Pozole is a traditional soup or stew from Mexico. Variations use different kinds of meat, like beef, chicken, turkey or even pork rinds instead of the pork used here. But the hominy is the constant.
- 2tablespoons neutral oil
- 2pounds pork shoulder, cut into 2-inch chunks
- 1large onion, chopped
- Salt and ground black pepper
- 4dried chipotle, ancho or gaujillo chiles
- 2cups dried hominy, soaked in a couple of changes of water for 8 to 12 hours
- 2tablespoons fresh oregano, or 2 teaspoons dried
- 2tablespoons ground cumin
- 2tablespoons minced garlic
- Chopped fresh cilantro for garnish
- Lime wedges for garnish
- Nutritional Information
Note: Nutrient information is not available for all ingredients.

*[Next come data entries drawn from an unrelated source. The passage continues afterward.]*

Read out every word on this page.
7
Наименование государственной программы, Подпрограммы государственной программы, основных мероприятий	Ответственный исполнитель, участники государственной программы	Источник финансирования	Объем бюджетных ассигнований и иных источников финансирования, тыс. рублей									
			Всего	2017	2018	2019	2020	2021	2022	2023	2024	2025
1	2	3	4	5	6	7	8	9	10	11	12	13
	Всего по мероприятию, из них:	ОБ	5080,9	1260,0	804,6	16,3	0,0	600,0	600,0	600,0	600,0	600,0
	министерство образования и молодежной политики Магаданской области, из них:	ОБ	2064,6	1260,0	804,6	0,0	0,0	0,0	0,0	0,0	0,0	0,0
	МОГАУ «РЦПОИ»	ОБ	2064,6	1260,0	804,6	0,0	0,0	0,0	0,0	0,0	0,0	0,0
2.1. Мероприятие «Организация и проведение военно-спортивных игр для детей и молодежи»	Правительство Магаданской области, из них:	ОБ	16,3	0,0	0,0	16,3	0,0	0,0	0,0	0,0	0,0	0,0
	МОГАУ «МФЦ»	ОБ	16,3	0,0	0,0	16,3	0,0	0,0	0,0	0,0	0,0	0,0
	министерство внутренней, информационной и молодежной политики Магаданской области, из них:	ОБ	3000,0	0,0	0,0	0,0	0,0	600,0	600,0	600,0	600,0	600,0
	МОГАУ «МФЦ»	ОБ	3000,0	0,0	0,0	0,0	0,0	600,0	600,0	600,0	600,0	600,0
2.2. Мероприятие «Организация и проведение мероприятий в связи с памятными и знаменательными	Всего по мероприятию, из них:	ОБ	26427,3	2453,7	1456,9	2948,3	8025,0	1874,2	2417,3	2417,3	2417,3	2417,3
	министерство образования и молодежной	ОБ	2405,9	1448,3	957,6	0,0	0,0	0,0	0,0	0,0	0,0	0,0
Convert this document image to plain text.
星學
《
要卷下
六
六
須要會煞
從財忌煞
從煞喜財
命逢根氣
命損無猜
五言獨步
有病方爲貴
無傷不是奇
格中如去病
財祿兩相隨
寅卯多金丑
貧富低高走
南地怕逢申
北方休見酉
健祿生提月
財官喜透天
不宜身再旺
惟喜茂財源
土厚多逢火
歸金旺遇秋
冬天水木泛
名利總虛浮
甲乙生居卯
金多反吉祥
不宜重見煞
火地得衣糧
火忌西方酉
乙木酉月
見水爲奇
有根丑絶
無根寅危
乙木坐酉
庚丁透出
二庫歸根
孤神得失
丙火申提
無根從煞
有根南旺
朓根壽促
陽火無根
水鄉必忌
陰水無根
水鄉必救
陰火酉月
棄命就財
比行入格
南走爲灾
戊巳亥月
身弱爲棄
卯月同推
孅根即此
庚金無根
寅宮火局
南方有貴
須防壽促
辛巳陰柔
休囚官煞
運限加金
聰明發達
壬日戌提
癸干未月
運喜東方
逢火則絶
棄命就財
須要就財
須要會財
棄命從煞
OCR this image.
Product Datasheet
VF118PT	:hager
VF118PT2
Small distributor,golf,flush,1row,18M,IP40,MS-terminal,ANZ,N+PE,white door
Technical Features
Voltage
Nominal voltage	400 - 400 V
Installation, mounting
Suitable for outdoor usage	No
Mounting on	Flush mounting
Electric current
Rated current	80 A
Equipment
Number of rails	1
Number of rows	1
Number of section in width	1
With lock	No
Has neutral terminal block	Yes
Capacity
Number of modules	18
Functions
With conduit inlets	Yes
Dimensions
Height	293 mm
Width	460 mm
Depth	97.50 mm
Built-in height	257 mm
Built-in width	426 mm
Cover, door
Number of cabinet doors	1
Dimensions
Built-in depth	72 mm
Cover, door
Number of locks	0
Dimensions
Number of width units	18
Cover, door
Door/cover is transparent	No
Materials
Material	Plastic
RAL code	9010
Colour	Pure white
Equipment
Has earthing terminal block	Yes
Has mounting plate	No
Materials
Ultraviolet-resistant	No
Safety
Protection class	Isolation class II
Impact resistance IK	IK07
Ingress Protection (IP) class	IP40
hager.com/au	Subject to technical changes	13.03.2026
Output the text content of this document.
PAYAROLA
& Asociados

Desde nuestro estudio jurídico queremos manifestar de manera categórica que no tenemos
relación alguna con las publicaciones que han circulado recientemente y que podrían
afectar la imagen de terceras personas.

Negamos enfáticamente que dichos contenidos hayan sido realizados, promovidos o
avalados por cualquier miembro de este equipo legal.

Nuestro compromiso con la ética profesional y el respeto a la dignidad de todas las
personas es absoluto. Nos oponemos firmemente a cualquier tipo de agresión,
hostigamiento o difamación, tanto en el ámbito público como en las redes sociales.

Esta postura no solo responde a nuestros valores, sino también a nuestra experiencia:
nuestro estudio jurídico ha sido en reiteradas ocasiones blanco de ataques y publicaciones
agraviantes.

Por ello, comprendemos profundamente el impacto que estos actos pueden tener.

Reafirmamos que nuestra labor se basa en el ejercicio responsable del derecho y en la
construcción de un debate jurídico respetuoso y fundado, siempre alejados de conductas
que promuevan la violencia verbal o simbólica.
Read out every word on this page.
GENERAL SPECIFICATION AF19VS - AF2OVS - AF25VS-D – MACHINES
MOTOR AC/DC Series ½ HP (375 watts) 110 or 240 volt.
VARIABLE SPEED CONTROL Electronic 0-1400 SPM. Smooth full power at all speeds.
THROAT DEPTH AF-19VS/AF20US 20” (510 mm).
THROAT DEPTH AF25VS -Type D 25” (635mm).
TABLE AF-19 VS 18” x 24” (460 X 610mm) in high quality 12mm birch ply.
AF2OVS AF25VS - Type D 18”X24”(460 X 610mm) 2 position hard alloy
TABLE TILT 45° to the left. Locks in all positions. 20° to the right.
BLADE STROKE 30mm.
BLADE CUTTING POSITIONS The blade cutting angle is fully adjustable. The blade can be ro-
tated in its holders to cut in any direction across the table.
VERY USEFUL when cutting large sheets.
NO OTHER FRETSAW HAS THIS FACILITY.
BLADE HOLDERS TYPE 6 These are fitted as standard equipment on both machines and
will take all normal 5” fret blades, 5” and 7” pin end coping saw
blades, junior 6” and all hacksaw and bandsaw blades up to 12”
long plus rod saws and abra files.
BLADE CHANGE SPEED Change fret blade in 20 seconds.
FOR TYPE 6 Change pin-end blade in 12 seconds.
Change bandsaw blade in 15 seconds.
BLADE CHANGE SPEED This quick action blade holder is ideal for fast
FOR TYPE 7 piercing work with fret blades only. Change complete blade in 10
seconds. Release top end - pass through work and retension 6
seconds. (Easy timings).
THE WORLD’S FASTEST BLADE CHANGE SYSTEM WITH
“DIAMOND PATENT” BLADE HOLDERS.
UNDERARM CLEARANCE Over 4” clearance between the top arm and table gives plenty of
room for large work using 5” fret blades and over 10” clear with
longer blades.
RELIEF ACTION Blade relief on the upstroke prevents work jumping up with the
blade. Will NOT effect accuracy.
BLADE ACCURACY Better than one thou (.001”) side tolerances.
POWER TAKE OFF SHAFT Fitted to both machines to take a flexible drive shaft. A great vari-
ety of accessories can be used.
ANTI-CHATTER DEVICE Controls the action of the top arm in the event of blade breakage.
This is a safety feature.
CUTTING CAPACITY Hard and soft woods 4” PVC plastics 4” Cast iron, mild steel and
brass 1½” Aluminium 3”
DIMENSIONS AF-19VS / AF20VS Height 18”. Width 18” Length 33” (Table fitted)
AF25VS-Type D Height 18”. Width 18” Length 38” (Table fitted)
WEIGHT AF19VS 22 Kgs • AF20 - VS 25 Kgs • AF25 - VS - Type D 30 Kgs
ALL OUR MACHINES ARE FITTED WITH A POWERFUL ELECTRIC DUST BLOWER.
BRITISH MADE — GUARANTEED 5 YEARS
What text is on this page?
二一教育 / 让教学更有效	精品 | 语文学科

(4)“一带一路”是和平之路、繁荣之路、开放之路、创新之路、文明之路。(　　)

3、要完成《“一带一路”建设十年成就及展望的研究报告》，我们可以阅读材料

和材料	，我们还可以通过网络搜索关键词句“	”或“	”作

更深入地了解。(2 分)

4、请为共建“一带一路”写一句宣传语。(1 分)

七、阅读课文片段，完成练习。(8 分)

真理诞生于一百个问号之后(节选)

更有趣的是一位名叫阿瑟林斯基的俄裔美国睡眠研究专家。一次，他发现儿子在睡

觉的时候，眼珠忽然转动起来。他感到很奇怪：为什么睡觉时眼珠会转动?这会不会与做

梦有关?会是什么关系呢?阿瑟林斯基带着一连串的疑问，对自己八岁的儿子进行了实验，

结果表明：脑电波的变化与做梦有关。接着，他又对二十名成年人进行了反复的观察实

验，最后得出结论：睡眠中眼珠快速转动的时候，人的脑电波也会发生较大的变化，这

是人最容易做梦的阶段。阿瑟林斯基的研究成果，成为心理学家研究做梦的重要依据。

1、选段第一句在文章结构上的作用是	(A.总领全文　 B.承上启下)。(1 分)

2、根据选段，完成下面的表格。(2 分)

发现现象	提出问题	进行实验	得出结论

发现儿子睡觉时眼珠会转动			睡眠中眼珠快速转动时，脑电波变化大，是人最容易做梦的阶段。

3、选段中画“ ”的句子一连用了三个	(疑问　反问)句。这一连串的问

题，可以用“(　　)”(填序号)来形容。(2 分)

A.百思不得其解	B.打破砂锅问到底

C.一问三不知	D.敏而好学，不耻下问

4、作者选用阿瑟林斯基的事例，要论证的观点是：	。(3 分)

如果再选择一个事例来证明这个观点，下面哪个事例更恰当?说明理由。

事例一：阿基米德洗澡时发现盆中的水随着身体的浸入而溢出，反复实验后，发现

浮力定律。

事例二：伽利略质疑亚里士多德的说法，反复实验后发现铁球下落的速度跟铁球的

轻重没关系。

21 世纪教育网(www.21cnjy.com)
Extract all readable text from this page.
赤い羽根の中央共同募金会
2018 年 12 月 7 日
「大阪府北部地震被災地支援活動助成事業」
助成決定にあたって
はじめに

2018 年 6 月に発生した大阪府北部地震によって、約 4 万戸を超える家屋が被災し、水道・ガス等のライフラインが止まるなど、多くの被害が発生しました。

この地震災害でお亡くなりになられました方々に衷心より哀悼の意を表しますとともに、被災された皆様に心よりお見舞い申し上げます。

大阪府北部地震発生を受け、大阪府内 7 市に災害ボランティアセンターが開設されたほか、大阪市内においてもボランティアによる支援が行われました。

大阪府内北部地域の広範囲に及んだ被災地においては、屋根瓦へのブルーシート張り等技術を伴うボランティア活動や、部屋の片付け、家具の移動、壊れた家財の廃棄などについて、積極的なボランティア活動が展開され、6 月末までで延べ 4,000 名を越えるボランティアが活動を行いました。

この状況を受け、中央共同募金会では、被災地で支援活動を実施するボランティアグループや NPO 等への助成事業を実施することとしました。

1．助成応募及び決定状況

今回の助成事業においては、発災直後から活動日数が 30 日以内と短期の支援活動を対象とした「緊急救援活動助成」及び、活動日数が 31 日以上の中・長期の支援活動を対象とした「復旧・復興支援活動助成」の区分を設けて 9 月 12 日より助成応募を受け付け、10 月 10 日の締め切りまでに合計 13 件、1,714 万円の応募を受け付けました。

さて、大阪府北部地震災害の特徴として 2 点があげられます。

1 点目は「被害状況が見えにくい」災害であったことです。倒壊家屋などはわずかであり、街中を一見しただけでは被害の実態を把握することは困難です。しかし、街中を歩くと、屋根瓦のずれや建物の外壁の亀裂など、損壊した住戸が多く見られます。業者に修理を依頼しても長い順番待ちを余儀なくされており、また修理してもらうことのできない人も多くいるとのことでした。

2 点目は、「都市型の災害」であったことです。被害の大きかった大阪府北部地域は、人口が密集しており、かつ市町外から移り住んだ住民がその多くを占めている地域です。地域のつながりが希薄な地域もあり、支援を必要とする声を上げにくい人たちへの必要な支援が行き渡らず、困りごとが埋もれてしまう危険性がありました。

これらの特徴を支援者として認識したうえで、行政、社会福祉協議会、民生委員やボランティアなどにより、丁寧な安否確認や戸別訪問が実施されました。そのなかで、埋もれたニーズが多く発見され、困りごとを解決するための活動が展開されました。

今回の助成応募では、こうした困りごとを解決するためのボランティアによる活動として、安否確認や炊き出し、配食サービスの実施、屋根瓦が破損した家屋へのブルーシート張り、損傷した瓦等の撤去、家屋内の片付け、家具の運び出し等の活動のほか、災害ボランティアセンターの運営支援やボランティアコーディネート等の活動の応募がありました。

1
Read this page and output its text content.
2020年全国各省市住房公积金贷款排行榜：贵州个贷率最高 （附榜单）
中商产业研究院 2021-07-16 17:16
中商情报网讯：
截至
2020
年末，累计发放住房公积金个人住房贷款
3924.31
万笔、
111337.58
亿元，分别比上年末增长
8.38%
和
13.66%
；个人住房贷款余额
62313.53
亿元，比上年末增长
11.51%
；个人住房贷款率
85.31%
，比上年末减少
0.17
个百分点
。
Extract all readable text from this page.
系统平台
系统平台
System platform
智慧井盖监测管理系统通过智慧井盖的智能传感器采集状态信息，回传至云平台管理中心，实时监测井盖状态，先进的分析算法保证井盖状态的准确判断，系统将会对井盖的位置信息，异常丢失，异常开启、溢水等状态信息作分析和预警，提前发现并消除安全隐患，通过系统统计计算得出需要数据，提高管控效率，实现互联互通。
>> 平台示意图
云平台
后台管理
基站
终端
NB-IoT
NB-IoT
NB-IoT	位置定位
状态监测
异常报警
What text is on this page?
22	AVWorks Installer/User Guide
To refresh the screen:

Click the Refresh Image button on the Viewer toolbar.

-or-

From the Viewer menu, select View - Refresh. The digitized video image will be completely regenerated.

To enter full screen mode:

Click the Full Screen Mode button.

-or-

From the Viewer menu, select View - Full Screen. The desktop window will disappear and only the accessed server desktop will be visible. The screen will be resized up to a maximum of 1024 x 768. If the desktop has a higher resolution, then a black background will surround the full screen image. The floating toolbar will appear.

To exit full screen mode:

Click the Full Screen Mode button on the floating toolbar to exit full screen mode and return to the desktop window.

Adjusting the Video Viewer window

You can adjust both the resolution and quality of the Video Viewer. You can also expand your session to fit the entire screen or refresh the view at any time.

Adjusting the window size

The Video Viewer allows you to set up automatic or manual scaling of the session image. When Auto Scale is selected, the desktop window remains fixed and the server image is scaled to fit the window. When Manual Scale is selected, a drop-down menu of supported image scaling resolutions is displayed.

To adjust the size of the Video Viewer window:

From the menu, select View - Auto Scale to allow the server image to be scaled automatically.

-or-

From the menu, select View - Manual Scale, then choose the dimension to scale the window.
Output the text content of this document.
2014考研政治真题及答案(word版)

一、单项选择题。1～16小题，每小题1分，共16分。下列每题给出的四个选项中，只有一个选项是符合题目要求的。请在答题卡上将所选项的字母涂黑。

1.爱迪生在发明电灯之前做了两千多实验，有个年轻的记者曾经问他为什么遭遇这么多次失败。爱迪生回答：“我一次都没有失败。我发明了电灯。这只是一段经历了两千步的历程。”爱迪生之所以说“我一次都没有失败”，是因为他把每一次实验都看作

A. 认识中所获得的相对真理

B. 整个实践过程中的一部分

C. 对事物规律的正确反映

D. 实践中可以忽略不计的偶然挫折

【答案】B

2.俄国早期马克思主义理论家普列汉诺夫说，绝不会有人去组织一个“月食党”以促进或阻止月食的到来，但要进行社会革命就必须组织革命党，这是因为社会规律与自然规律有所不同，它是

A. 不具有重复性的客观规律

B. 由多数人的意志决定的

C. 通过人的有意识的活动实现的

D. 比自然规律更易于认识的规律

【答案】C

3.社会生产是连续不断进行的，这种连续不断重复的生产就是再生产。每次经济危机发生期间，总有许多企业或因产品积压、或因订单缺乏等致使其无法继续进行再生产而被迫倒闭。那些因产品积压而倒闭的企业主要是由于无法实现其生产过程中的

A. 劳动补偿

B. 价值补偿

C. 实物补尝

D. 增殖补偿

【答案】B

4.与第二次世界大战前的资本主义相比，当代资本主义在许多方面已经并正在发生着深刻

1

Amount is based on available data.
Nutritional analysis per serving (8 servings)
349 calories; 24 grams fat; 7 grams saturated fat; 0 grams trans fat; 11 grams monounsaturated fat; 3 grams polyunsaturated fat; 10 grams carbohydrates; 2 grams dietary fiber; 1 gram sugars; 20 grams protein; 80 milligrams cholesterol; 403 milligrams sodium
- Put oil in a large saucepan over medium-high heat. When hot, add pork and onions and sprinkle with salt and pepper. Cook, stirring occasionally, until pork and onions are deeply browned, 15 to 20 minutes.
- Meanwhile, pull off whatever stems you can from chiles; break them in half and pour or scrape out some or all of the seeds. (The more you leave in, the hotter the stew will be.) When pork and onions are browned, add chiles, hominy, oregano and cumin. Add water to cover everything by about an inch. Bring to a boil, then adjust heat so the mixture simmers steadily. Cook, stirring occasionally and adding more liquid if necessary, until pork and hominy are tender, at least 1 1/2 hours.
- If you like, fish out and discard chile pieces, or chop them up and stir them back into the pot. Stir in garlic and cook a few minutes more; taste and adjust the seasoning. The mixture should be a little soupy. Serve in bowls, garnished with cilantro and lime wedges.